Une banque donne un broyeur en crédit-bail à une entreprise qui est ensuite mise en redressement judiciaire. Mis en demeure par la banque de se prononcer sur le sort du contrat, l’administrateur judiciaire opte pour sa continuation. Les échéances du crédit-bail cessant d’être payées, la banque adresse à l'entreprise une mise en demeure dans laquelle elle se prévaut de la déchéance du terme du crédit-bail et menace de faire constater judiciairement la résiliation du contrat. Peu après, le plan de cession de l’entreprise est arrêté par un jugement qui prend acte de l’engagement du repreneur de reprendre les contrats de crédit-bail de l’entreprise et de payer les arriérés de loyers. Le repreneur n’exécute pas le crédit-bail relatif au broyeur. La banque lui notifie une sommation de payer et de restituer le matériel avant de le poursuivre en paiement des loyers dus et de l’indemnité de résiliation.

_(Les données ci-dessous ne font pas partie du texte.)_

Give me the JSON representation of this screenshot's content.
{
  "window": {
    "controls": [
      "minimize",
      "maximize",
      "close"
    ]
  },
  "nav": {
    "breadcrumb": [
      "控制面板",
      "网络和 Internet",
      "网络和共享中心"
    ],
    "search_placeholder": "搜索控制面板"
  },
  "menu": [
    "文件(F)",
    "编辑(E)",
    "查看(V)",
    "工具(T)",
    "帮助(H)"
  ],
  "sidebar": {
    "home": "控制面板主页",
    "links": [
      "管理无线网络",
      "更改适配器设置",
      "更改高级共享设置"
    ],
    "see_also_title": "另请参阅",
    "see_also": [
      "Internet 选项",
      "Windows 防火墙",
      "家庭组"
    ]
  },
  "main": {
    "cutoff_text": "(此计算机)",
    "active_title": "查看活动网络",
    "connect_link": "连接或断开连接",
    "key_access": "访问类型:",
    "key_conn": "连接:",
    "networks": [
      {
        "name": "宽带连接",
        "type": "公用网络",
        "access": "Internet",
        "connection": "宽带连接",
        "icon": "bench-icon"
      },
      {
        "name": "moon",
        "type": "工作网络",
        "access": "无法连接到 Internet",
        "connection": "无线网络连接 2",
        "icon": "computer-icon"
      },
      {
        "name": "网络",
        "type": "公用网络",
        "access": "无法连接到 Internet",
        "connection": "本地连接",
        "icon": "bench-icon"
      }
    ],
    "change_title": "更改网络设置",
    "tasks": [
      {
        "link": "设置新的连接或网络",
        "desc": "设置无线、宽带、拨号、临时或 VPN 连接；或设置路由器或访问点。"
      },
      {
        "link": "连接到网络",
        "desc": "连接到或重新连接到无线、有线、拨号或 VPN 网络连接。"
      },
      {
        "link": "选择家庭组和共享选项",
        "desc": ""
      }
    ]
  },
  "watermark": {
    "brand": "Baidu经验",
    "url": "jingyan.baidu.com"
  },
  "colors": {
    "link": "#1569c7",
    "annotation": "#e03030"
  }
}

Le repreneur conteste la décision qui le condamne à payer à ce titre environ 325 000 €. Il soutient que le contrat de crédit-bail, résilié dès avant le jugement arrêtant le plan de cession, n’a pas pu lui être transféré. Certes, la résiliation à l’initiative de la banque pendant la période d’observation n’a pas été constatée par le juge-commissaire comme le prévoit l’article R 622-13 du Code de commerce mais, soutient le repreneur, l’intervention de ce magistrat est facultative et ne vise que les cas de résiliation prévus par l’article L 622-13, III du Code de commerce (absence de réponse de l’administrateur à la mise en demeure de statuer sur le sort du contrat ; défaut de paiement des sommes dues au titre de la continuation du contrat). Elle ne s'imposait donc pas en l’espèce, puisque le contrat de crédit-bail avait été résilié par l’effet de la clause de résiliation de plein droit qu’il contenait.
Arguments rejetés par la Cour de cassation sur le fondement des articles L 622-13, III-2° et R 622-13 du Code de commerce : lorsque ne sont pas payées à leur échéance, au cours de la période d’observation, des sommes dues en vertu d’un contrat de crédit-bail que l’administrateur a décidé de continuer, et à défaut d’accord du cocontractant pour poursuivre les relations contractuelles, la résiliation de plein droit de ce contrat doit, à la demande de tout intéressé, et peu important l’existence d’une clause résolutoire, être constatée par le juge-commissaire qui en fixe la date.
Le repreneur, qui soutenait que le contrat de crédit-bail avait été résilié de plein droit, n’avait pas saisi le juge-commissaire d’une demande tendant à voir constater cette résiliation. Le contrat en cause était donc toujours en cours à la date de la décision arrêtant le plan de cession.
A noter : Solution d’une grande portée pratique qui, rendue sous l’empire d’une ancienne rédaction de l’article L 622-13 du Code de commerce, est transposable au régime actuel. Elle vaut aussi pour les cas de résiliation des baux des immeubles utilisés par le débiteur pour son activité professionnelle prévus par l’article L 622-14, 1° et 2°. En vertu de l’article R 622-13 du Code de commerce (dans sa rédaction issue du décret 2009-160 du 12-2-2009), le juge-commissaire constate, sur la demande de tout intéressé, la résiliation de plein droit des contrats dans les cas prévus au III de l'article L 622-13 et à l'article L 622-14, ainsi que la date de cette résiliation. Il résulte de la décision commentée que, si l’intervention du juge-commissaire est laissée à l’initiative d’une personne intéressée, elle n’en demeure pas moins obligatoire pour faire produire effet à la résiliation de plein droit du contrat. Il en est ainsi que cette résiliation résulte d’un des cas prévus par l’article L 622-13 ou d’une clause du contrat. L’auteur d’une offre de reprise de l’entreprise a donc intérêt à s’enquérir du sort des contrats en cours et, le cas échéant, à saisir le juge-commissaire – par requête ou déclaration au greffe du tribunal (art. R 621-21) – pour faire constater la résiliation de ceux qu’il n’entend pas reprendre.